Is str ~ regex the root of all evil, or the leaf of all good?

Andrei Alexandrescu SeeWebsiteForEmail at erdani.org
Thu Feb 19 06:45:58 PST 2009


Michel Fortin wrote:
> On 2009-02-19 00:35:20 -0500, Andrei Alexandrescu 
> <SeeWebsiteForEmail at erdani.org> said:
> 
>> auto s = sub("abracazoo", regex("a([b-e])", "g"), "A$1");
> 
> I don't like `sub`, I mean the name. Makes me think of substring more 
> than substitute. My choice would be to reuse what we have in std.string 
> and augment it to work with regular expressions:
> 
>     auto s = replace("abracazoo", regex("a([b-e])", "g"), subex("A$1"));

Ok. Probably subex is a bit of a killer, but I see your point (subex is 
not an arbitrary string).

> This way it works consistently whether you're using a string or a 
> regular expression: just replace any pattern string with regex(...) and 
> any replacement string with subex(...) -- "substition-expression" -- 
> when you want them to be parsed as such. Omitting subex in the above 
> would make it a plain string replacement for instance (this way it's 
> easy to place use a variable there).

Indeed, that was part of the impetus for making regex a distinct type 
that participates in larger functions. The only problem is that regex 
does not work with std.algorithm in an obvious way, e.g. find() works 
very differently for strings and regexes. I considered at a point trying 
to integrate them, but decided to not spend that effort right now.

> These functions should allow easy substitution of any string or regex 
> pattern with another algorithm for matching the pattern.
> 
> And there's not way to get a range of matches using std.string, but 
> there should be, and it should follow the same rule as above: supporting 
> strings and regex consistently. (Using the `in` operator as suggested by 
> Bill Baxter seems a good fit for this function.)

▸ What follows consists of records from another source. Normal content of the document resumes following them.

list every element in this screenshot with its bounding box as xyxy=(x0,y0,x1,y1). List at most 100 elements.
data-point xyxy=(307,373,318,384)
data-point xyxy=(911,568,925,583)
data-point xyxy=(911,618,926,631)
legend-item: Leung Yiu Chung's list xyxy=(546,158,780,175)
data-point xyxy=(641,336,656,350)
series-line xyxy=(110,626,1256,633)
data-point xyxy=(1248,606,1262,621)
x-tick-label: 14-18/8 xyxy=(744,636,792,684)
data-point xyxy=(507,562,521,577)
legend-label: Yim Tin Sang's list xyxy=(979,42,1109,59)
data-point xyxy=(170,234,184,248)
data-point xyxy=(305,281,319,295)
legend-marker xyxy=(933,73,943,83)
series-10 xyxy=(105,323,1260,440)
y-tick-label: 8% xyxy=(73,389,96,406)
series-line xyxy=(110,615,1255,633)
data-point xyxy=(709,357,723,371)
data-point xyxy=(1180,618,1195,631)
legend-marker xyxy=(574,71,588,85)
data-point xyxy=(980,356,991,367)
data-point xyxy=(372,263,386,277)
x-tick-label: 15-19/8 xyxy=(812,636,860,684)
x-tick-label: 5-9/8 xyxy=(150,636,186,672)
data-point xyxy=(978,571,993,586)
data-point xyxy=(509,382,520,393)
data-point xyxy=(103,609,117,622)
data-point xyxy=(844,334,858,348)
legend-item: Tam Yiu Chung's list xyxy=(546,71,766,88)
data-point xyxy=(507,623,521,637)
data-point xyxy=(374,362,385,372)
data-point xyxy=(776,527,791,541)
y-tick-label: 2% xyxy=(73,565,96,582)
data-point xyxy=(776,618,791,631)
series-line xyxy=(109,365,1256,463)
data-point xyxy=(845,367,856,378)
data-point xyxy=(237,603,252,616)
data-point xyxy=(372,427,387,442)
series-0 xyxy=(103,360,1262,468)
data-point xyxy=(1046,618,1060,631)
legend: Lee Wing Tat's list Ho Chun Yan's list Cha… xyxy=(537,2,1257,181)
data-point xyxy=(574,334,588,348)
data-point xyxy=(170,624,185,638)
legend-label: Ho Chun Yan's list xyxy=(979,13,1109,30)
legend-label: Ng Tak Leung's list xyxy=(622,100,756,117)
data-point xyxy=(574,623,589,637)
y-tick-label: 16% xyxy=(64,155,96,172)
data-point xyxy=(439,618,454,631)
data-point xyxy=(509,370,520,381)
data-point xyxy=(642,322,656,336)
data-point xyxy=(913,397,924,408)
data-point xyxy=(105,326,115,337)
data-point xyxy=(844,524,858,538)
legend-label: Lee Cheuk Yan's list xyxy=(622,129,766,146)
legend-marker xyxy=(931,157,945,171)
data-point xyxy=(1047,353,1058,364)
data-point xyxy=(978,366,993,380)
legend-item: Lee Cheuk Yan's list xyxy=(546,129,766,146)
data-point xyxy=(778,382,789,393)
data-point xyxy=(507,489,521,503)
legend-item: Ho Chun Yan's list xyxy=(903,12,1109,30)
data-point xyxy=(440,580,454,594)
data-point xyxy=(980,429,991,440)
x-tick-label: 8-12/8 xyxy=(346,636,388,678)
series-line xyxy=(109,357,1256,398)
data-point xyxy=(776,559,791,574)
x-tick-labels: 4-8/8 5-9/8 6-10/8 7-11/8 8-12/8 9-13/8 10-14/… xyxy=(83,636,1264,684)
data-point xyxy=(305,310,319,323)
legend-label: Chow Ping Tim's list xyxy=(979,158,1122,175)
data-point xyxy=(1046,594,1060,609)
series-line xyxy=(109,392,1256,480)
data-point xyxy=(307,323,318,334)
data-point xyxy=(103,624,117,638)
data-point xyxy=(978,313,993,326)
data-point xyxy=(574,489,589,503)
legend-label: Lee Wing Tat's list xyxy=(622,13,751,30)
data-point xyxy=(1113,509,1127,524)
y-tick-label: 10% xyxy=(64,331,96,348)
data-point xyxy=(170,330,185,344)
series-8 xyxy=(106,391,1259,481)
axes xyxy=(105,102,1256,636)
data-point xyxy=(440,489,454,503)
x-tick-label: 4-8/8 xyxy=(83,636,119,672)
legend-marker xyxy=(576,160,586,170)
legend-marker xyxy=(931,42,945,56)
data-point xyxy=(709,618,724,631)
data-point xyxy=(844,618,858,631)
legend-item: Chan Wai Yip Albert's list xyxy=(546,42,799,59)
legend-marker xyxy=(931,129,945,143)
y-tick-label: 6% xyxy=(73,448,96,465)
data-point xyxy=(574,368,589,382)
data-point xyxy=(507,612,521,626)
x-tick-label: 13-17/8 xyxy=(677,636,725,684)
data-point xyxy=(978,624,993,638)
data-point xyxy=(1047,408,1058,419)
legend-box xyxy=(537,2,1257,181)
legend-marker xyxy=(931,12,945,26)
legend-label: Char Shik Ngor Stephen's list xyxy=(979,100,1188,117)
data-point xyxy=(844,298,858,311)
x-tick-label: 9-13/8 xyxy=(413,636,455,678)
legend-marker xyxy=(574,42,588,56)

I defined the following in std.algorithm (signatures simplified):

// Split a range by a 1-element separator
Splitter!(...) splitter(Range, Element)(Range input, Range separator);
// Split a range by a subrange separator
Splitter!(...) splitter(Range)(Range input, Range separator);

I then defined this in std.regex:

// Split a range by a subrange separator
Splitter!(...) splitter(Range)(Range input, Regex separator);

Now this is very nice because you get to switch from one to another very 
easily.

foreach (e; splitter(input, ',')) { ... }
foreach (e; splitter(input, ", ")) { ... }
foreach (e; splitter(input, regex(", *"))) { ... }

The speed/flexibility tradeoff is self-evident and under the control of 
the programmer without much fuss as it's very easy to switch from one 
form to another.

> And if any of you complains about the extra verbosity, here's what I 
> suggest:
> 
>     auto s = replace("abracazoo", re"a([b-e])"g, se"A$1");
> 
> Yes, syntaxic sugar for declaring regular expressions.
> 
> 
>> Two other syntactic options are available:
>>
>> "abracazoo".match(regex("a[b-e]", "g")))
>> "abracazoo".match("a[b-e]", "g")
> 
> I despise the second one, because if you omit regex(...) it makes me 
> think you're checking for string matches, not expression matches. 
> There's nothing in the name of the funciton telling you you're dealing 
> with a regular expression, so it could easily get confusing.

This is yet another proof that discussion of syntax, notation, and 
naming will never go out of fashion. I was half convinced by the others 
that we're in good shape with input.match(regex).